O coletivo, da linha Juca Batista, é ótimo. Certas comodidades fizeram esquecer meu semi-usado: ar condicionado, bancos confortáveis e, principalmente, o responsável pela direção era outro...
Defronte aos Supermercados Zaffari uma bela voz feminina confirmou pelo serviço de som: “agora você está passando defronte o Supermercado Zaffari da Cavalhada”.
De vez em quando a mesma voz esclarecia: “você está viajando na linha Juca Batista, sentido bairro-centro”. Que bom! Deu vontade de ir até o Centro. Assim fica difícil a gente se perder.
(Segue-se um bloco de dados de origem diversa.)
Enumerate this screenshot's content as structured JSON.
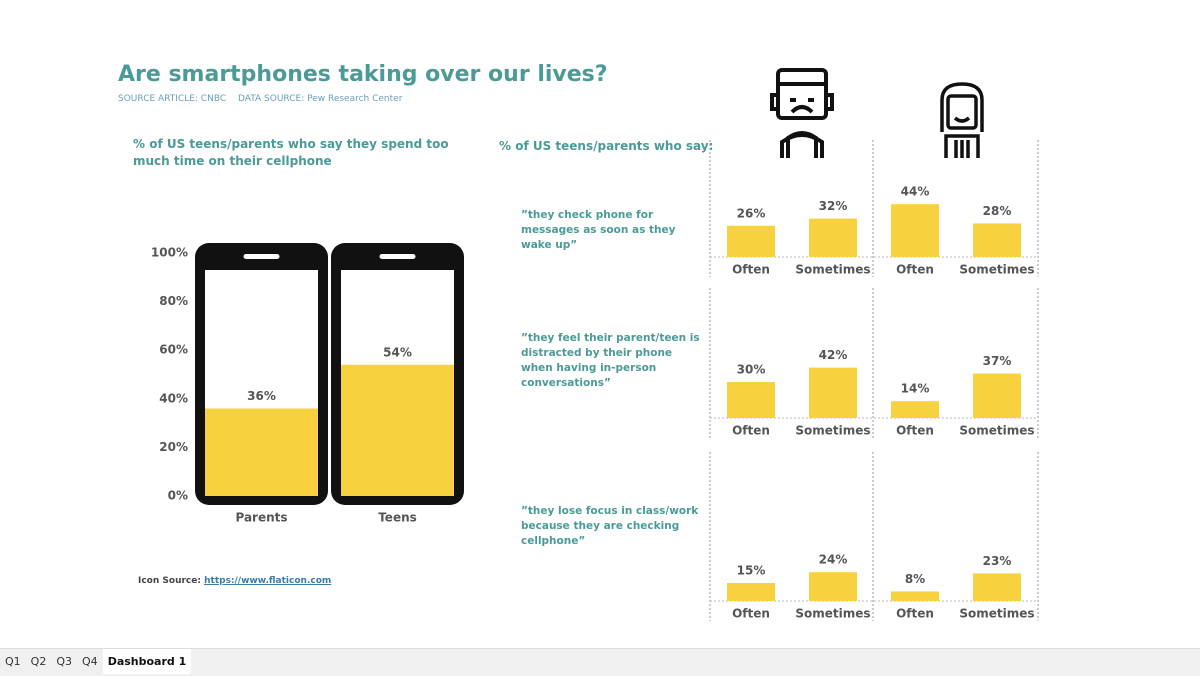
{
  "header": {
    "title": "Are smartphones taking over our lives?",
    "source_article": "SOURCE ARTICLE: CNBC",
    "data_source": "DATA SOURCE: Pew Research Center",
    "section_title": "% of US teens/parents who say:",
    "icon_source_label": "Icon Source:",
    "icon_source_link": "https://www.flaticon.com"
  },
  "tabs": [
    "Q1",
    "Q2",
    "Q3",
    "Q4",
    "Dashboard 1"
  ],
  "chart_data": [
    {
      "type": "phone-bar",
      "title": "% of US teens/parents who say they spend too much time on their cellphone",
      "categories": [
        "Parents",
        "Teens"
      ],
      "values": [
        36,
        54
      ],
      "value_labels": [
        "36%",
        "54%"
      ],
      "color": "#f8d13e",
      "ylim": [
        0,
        100
      ],
      "yticks": [
        {
          "value": 0,
          "label": "0%"
        },
        {
          "value": 20,
          "label": "20%"
        },
        {
          "value": 40,
          "label": "40%"
        },
        {
          "value": 60,
          "label": "60%"
        },
        {
          "value": 80,
          "label": "80%"
        },
        {
          "value": 100,
          "label": "100%"
        }
      ]
    },
    {
      "type": "bar",
      "title": "”they check phone for messages as soon as they wake up”",
      "categories": [
        "Often",
        "Sometimes",
        "Often",
        "Sometimes"
      ],
      "values": [
        26,
        32,
        44,
        28
      ],
      "value_labels": [
        "26%",
        "32%",
        "44%",
        "28%"
      ],
      "color": "#f8d13e"
    },
    {
      "type": "bar",
      "title": "”they feel their parent/teen is distracted by their phone when having in-person conversations”",
      "categories": [
        "Often",
        "Sometimes",
        "Often",
        "Sometimes"
      ],
      "values": [
        30,
        42,
        14,
        37
      ],
      "value_labels": [
        "30%",
        "42%",
        "14%",
        "37%"
      ],
      "color": "#f8d13e"
    },
    {
      "type": "bar",
      "title": "”they lose focus in class/work because they are checking cellphone”",
      "categories": [
        "Often",
        "Sometimes",
        "Often",
        "Sometimes"
      ],
      "values": [
        15,
        24,
        8,
        23
      ],
      "value_labels": [
        "15%",
        "24%",
        "8%",
        "23%"
      ],
      "color": "#f8d13e"
    }
  ]
}
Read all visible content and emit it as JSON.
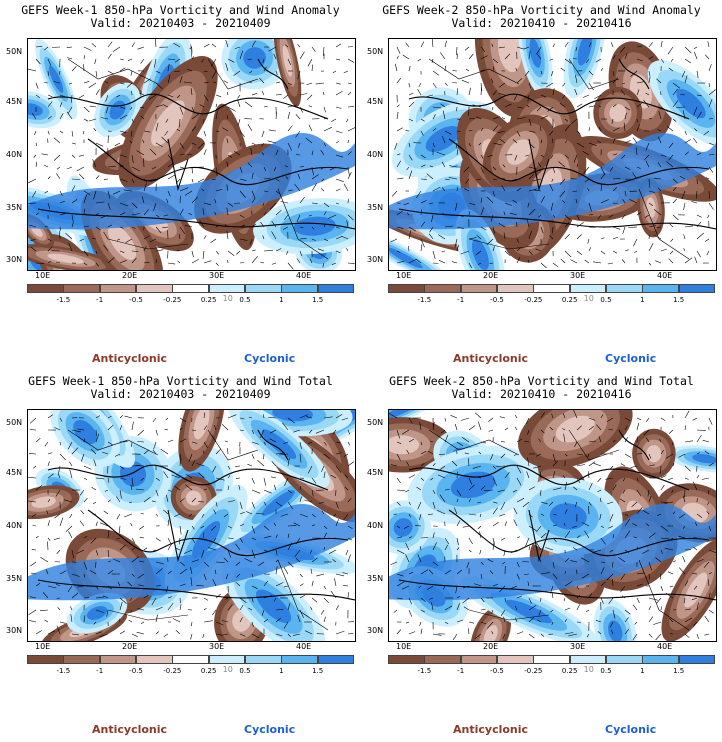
{
  "panels": [
    {
      "title_line1": "GEFS Week-1 850-hPa Vorticity and Wind Anomaly",
      "title_line2": "Valid: 20210403 - 20210409",
      "variant": 1
    },
    {
      "title_line1": "GEFS Week-2 850-hPa Vorticity and Wind Anomaly",
      "title_line2": "Valid: 20210410 - 20210416",
      "variant": 2
    },
    {
      "title_line1": "GEFS Week-1 850-hPa Vorticity and Wind Total",
      "title_line2": "Valid: 20210403 - 20210409",
      "variant": 3
    },
    {
      "title_line1": "GEFS Week-2 850-hPa Vorticity and Wind Total",
      "title_line2": "Valid: 20210410 - 20210416",
      "variant": 4
    }
  ],
  "lat_labels": [
    "50N",
    "45N",
    "40N",
    "35N",
    "30N"
  ],
  "lon_labels": [
    "10E",
    "20E",
    "30E",
    "40E"
  ],
  "colorbar": {
    "ticks": [
      "-1.5",
      "-1",
      "-0.5",
      "-0.25",
      "0.25",
      "0.5",
      "1",
      "1.5"
    ],
    "colors": [
      "#7a4a38",
      "#9a6a58",
      "#c09688",
      "#e2c6be",
      "#ffffff",
      "#ccefff",
      "#9ad8f8",
      "#5ab4f0",
      "#2e7fe0"
    ],
    "mid_mark": "10"
  },
  "legend": {
    "anticyclonic": "Anticyclonic",
    "cyclonic": "Cyclonic",
    "anticyclonic_color": "#8b3a2a",
    "cyclonic_color": "#1a5fd6"
  }
}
Apesar da sensação de você estar assistindo a um jogo de futebol em que o narrador narra aquilo que você está vendo e muitas vezes você vê mais do que ele (outras ele narra esquecendo que você está vendo e mente descaradamente), a voz da moça era muito mais bonita.
Ela não se esgoelava como o Luciano do Valle, por exemplo, a cada parada. Nem repetia “desce, desce, desce” como o Silvio Luiz que a cada vez que alguém faz um gol fica berrando “foi, foi, foi, foi eeeeeeeeele”...
Uma das conclusões dessa viagem, que não foi além de dois quilômetros, é a de que os locutores de futebol, sem exceção, são excessivamente chatos.
Havia poesia nos ônibus, uma mais ou menos assim: “Dia lindo, sol rachando, não sei se salto ou saio voando”.
Se você for assaltado o será num ambiente VIP, de alta categoria.
Estive fazendo exames médicos, esses dias, e posso afirmar que a higiene do ônibus que peguei era melhor do que a da sala de espera do hospital. Acho que, em caso de alguma catástrofe se abater sobre Porto Alegre esses ônibus podem ser usados como centros cirúrgicos sem problemas de assepsia. Apenas seriam necessárias algumas adaptações.
As pessoas ao meu lado eram pessoas humildes. Muitas – imaginei – não tinham carro nem nunca poderiam ter. Mas gozavam do mesmo conforto de outros que, como eu, têm carros mas preferem não usá-los no trânsito de Porto Alegre ou apenas esporadicamente o utilizam.
Finalmente – filosofei – alguma coisa pública reúne ricos e pobres, negros e brancos, crianças e adultos, homens e mulheres, em condições de igualdade, num sistema absolutamente socialista em que todos são iguais. Absolutamente iguais.
Mas não. Alguma coisa destoava na minha filosofada. Alguma coisa estava errada e não se tratava apenas de sintonia fina, mas de programação mesmo.
O ônibus é espaçoso, grande, bonito, confortável, com ar condicionado, bancos estofados, espaço para gordo circular sem maior problema, catraca larga, motorista engravatado...
Mas até aqui há alguma coisa que impede o florescimento integral do socialismo que inicialmente vislumbrei, com satisfação.
Infelizmente, só uns poucos, que entram primeiro, têm o privilégio de viajar sentados. A maioria ainda tem que ficar de pé, se espremendo, se empurrando, sofrendo e lutando por um espaço, comprometendo a coluna, porque a linha é mal servida...
Mas isto – devem pensar os administradores – é apenas um detalhe.